Progressive disclosure (structuring information in tiers so the right content loads at the right time) is what separates effective agent configurations from auto-generated dumps. Audience analysis still applies, even when the audience is an AI model with vast knowledge, zero institutional memory, and a finite context window. Information architecture determines which rules go where: project descriptions, agent definitions, or skills. And editorial judgment? That's what both studies validated. Gloaguen et al. showed that minimal, human-curated files outperform verbose ones. Lulla et al. showed that the right content prevents the costliest failures. If you've ever cut a 40-page doc down to 10 and watched comprehension go up, you already know why.

There is a learning curve. Understanding how AI models process text, what context windows mean in practice, and how prompt structure affects output all take time. But the foundation is already there.

Getting Started

If you're interested in exploring this space, project descriptions are the most natural starting point. They're the closest format to a README, they have the widest immediate impact (loading into every agent conversation), and the research says they work best when they're minimal.

Here's a starting template you can put in your repo root today:

AGENTS.md template
# AGENTS.md — [Brief Project Description] Repository

## Workflow Rules

- Human review required for [list of scenarios]
- [Mention of rules checked via Continuous Integration, like style guide compliance]
- [Escape criteria for when the AI should stop attempting a task and hand it back to a human]

## Escalation

- [Circumstances in which an agent should route to a different agent (if available)]
- [Circumstances in which each agent should route to a human]

## Resources

- [Brief descriptions and links to high-priority resources that the agent is unlikely to find autonomously]

That's enough to start. Open a conversation with your AI coding tool of choice (Claude Code, Codex, GitHub Copilot, whatever) and see how it responds. Then iterate: add rules when the agent does something you don't want, remove rules that don't affect behavior.
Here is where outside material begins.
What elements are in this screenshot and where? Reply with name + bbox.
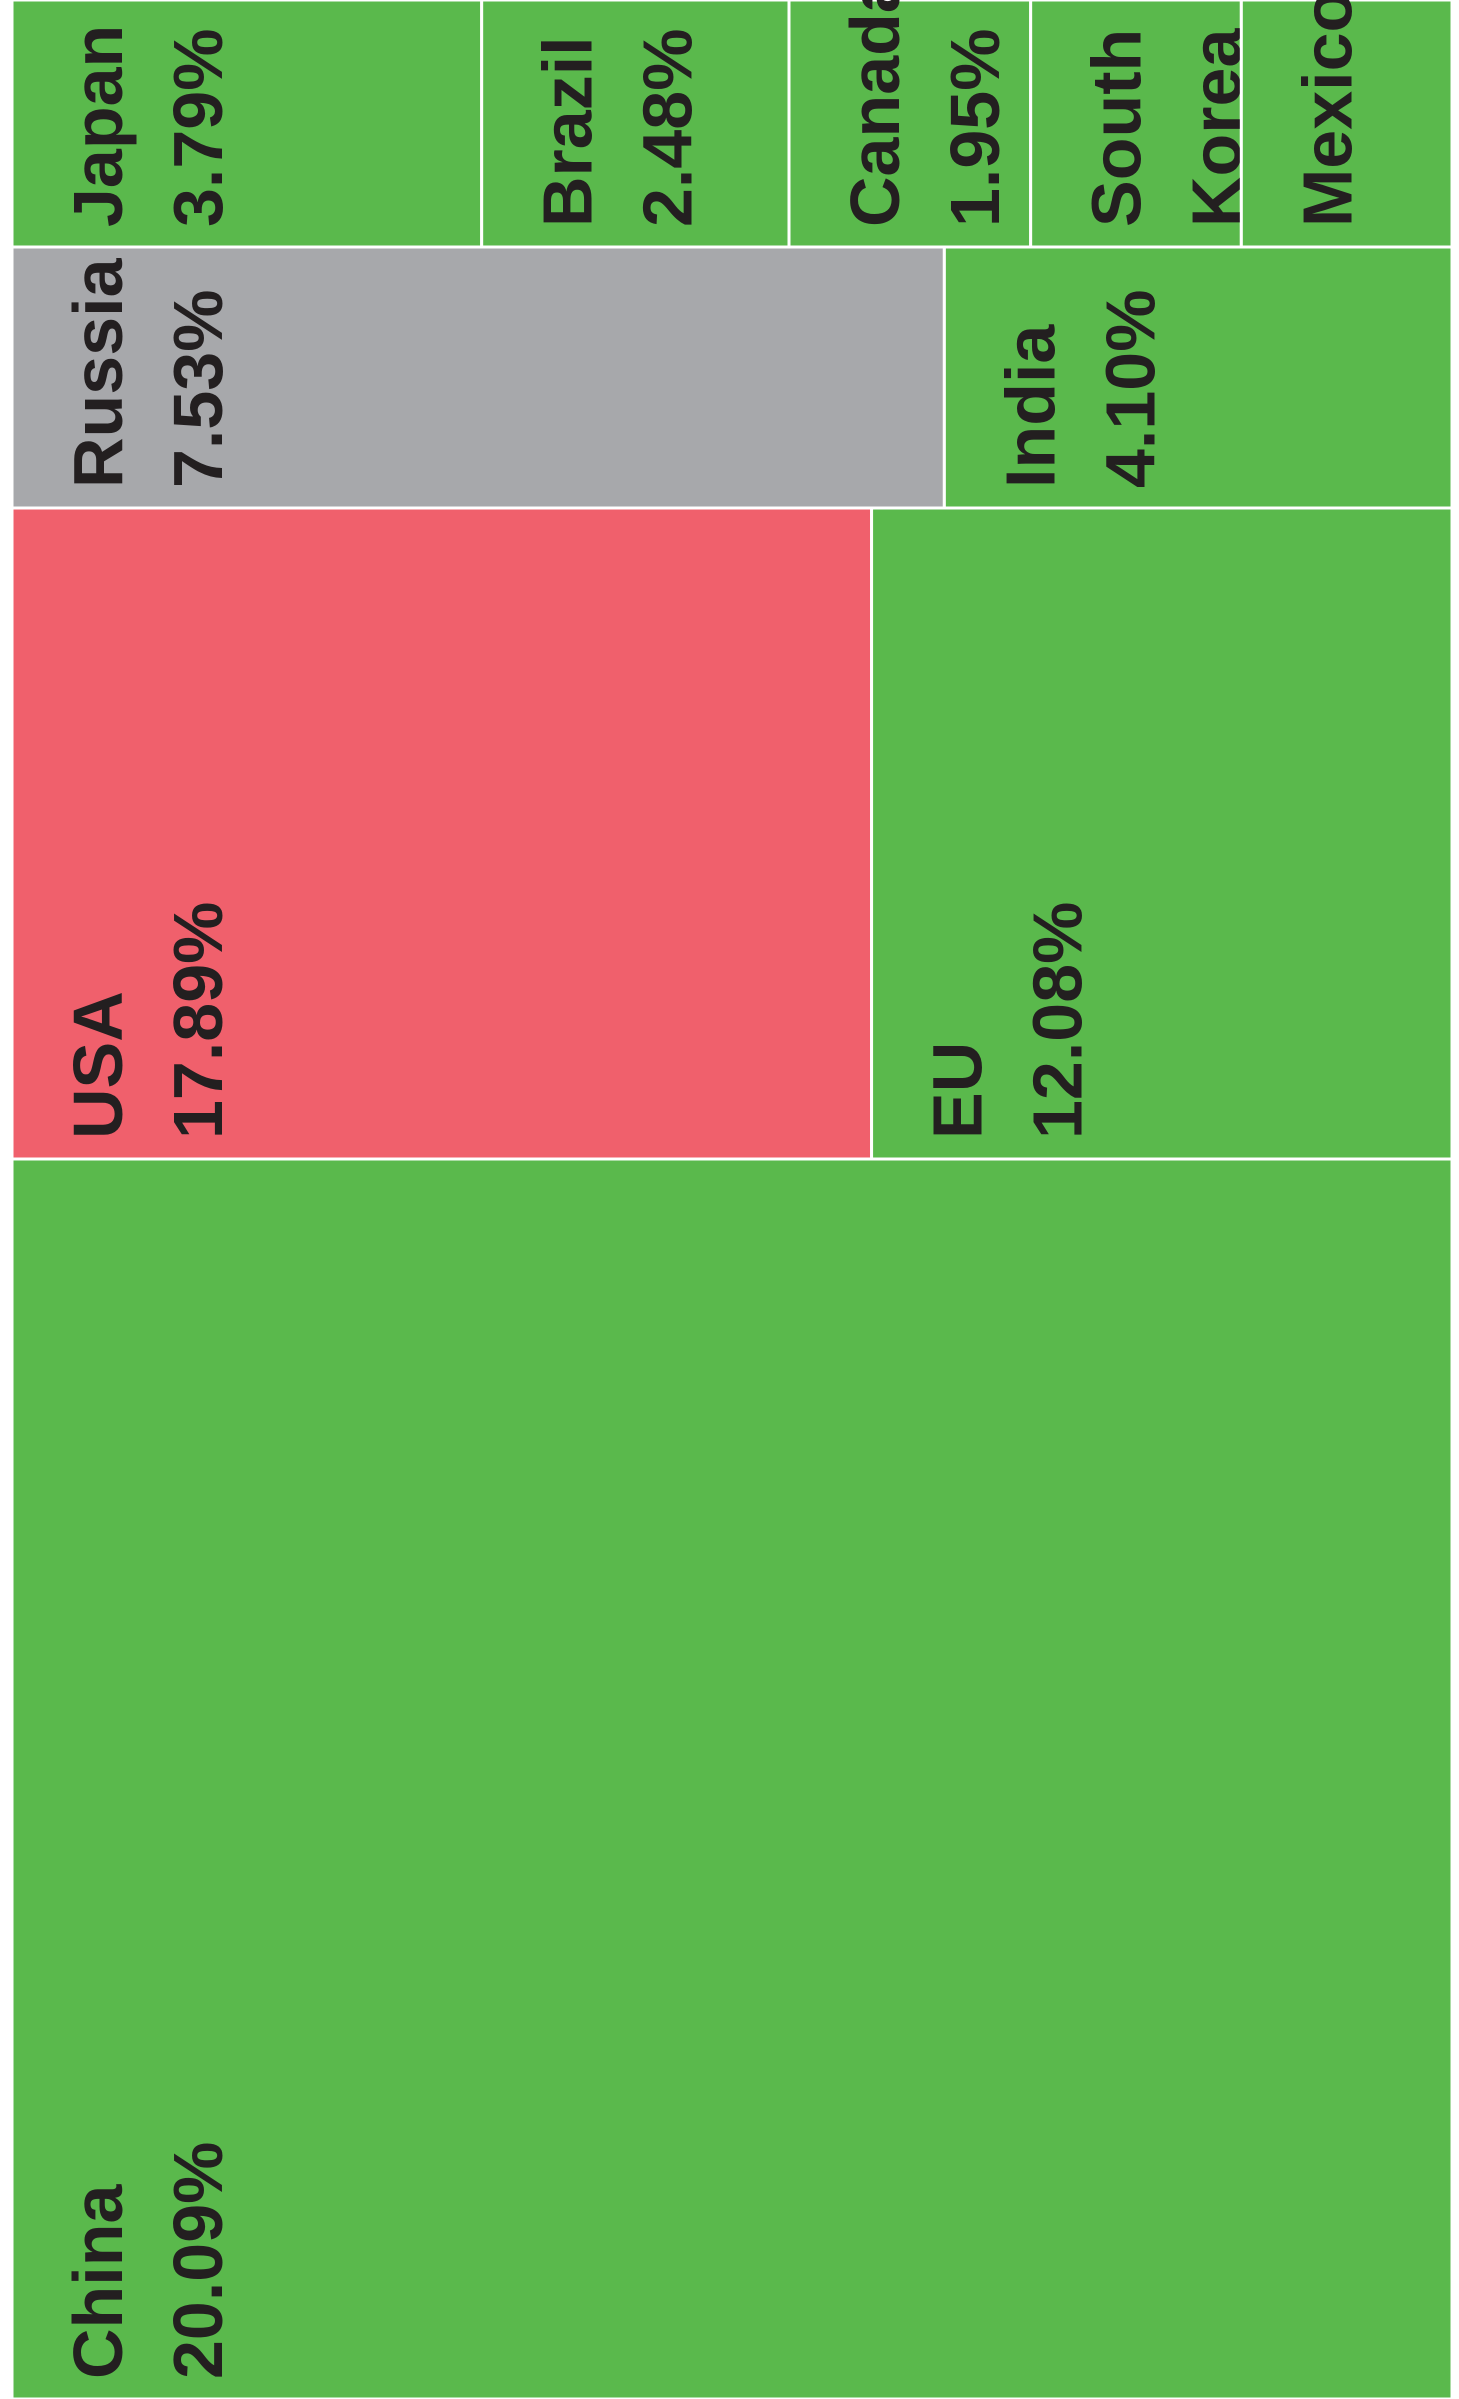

Treat it like any documentation project. Not that different tools have different capabilities and quirks. It's the wild west out there.

Things move fast in AI tooling. New tools appear weekly, capabilities shift, and best practices are still forming. But the underlying discipline — clear, structured writing aimed at the right audience — doesn't change. Technical communicators have been doing this work under different names for a long time. That opening AGENTS.md snippet? It's a doc. And writing docs is what you do.